K-numberK251440
Device nameCRYOcheck Chromogenic Factor VIII
ApplicantPrecision Biologic, Inc.
Product codeGGP
Device classClass II
Decision dateAug 25, 2025
DecisionSubstantially Equivalent
Regulation864.7290
AI Summary extracted from FDA summary PDF · never regenerated
Intended use

CRYOcheck Chromogenic Factor VIII is an in vitro diagnostic test for clinical laboratory use that quantitatively measures factor VIII activity in citrated human plasma. It is used to identify factor VIII deficiency and aid in managing hemophilia A in patients aged 2 years and older.

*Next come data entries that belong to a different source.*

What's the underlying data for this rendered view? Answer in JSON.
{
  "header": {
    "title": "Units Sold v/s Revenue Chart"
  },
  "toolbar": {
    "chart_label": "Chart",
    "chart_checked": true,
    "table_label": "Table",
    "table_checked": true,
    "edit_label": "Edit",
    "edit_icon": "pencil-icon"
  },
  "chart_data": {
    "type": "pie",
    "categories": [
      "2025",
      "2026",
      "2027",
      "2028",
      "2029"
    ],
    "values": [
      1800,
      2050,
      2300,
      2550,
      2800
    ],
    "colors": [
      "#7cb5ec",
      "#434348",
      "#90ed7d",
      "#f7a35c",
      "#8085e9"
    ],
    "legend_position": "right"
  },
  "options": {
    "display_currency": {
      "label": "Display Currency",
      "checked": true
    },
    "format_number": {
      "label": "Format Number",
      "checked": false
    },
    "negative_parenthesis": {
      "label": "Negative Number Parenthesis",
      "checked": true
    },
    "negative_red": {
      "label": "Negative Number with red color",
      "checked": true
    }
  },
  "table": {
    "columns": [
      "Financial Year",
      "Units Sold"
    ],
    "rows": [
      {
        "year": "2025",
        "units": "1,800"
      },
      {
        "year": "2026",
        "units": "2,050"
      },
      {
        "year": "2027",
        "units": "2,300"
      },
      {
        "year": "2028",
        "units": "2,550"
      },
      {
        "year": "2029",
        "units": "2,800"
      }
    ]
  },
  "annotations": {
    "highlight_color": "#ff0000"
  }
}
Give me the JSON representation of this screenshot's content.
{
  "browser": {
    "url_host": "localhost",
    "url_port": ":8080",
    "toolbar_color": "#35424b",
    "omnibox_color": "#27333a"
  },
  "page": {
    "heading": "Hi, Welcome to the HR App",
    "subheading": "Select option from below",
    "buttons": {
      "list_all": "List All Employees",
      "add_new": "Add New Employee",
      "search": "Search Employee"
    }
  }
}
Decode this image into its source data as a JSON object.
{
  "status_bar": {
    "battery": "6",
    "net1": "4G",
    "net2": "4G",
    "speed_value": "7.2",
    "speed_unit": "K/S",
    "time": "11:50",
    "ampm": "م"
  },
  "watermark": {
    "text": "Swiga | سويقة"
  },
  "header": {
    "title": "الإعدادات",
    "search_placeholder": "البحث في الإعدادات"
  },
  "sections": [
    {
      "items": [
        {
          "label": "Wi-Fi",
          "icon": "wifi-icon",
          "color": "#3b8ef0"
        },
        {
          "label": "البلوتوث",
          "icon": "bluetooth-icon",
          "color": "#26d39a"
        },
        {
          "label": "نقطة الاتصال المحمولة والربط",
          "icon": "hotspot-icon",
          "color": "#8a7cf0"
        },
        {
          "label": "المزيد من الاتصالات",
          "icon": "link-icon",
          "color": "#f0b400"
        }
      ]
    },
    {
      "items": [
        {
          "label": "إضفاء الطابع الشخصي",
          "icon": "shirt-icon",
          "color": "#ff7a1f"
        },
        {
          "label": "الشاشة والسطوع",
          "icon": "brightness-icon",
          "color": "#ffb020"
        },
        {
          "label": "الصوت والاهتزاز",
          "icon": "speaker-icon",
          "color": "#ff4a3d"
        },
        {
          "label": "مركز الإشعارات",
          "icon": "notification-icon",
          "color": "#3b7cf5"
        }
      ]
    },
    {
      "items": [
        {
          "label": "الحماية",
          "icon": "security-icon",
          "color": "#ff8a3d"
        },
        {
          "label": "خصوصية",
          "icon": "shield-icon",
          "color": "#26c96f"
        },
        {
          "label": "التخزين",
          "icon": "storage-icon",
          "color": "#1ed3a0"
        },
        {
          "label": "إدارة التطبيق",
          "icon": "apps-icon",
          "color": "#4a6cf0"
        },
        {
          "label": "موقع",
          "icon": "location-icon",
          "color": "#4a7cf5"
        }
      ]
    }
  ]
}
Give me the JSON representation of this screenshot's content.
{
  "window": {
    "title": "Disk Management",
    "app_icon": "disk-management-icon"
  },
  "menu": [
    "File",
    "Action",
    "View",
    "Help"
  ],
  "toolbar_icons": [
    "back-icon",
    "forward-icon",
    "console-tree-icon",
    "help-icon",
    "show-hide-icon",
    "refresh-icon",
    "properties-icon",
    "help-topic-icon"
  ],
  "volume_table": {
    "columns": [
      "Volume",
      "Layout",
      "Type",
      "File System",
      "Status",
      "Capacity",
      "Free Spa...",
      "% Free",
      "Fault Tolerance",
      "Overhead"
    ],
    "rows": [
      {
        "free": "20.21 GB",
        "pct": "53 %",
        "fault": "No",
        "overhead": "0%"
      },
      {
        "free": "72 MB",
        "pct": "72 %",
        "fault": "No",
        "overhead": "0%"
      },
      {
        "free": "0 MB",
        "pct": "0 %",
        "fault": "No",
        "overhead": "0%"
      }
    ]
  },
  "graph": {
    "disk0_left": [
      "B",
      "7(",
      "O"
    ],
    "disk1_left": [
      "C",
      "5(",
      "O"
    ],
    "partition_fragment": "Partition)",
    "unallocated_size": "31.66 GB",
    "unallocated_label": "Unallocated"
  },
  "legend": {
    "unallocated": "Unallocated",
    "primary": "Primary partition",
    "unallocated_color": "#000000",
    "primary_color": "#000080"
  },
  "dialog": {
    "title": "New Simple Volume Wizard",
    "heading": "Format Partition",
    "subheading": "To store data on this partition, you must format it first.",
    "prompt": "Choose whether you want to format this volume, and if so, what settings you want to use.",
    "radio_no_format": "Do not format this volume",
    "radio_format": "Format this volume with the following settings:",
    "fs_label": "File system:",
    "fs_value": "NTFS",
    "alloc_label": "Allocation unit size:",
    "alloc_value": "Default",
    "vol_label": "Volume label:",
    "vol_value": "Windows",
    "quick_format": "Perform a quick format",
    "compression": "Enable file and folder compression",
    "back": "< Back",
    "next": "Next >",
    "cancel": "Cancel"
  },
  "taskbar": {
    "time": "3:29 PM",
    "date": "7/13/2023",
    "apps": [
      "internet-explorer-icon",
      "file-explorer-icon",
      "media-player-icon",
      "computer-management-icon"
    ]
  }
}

Technological characteristics

The device uses a two-stage chromogenic assay principle. In stage one, test plasma is mixed with calcium, phospholipids, human thrombin, FIXa, and bovine FX to activate factor VIII. In stage two, factor Xa production is measured by cleavage of a chromogenic substrate, with results expressed as percent activity relative to a calibration curve. The key modification from the predicate is substitution of bovine FIXa for human FIXa in Reagent 2.

Test standards cited

Interference studies were conducted according to CLSI EP07-A3 (Clinical and Laboratory Standards Institute guideline for evaluating interference).

Substantial equivalence argument

The applicant demonstrated substantial equivalence by showing that all performance characteristics—including precision, reproducibility, accuracy, reference intervals, shelf-life stability, in-use stability, linearity, and detection capability—are substantially equivalent to the predicate device K193204. The primary change (bovine FIXa replacing human FIXa) and expanded interference/recovery claims were supported by comprehensive performance testing on the same instrument platforms, with results showing the modified device performs identically to the predicate for its intended use.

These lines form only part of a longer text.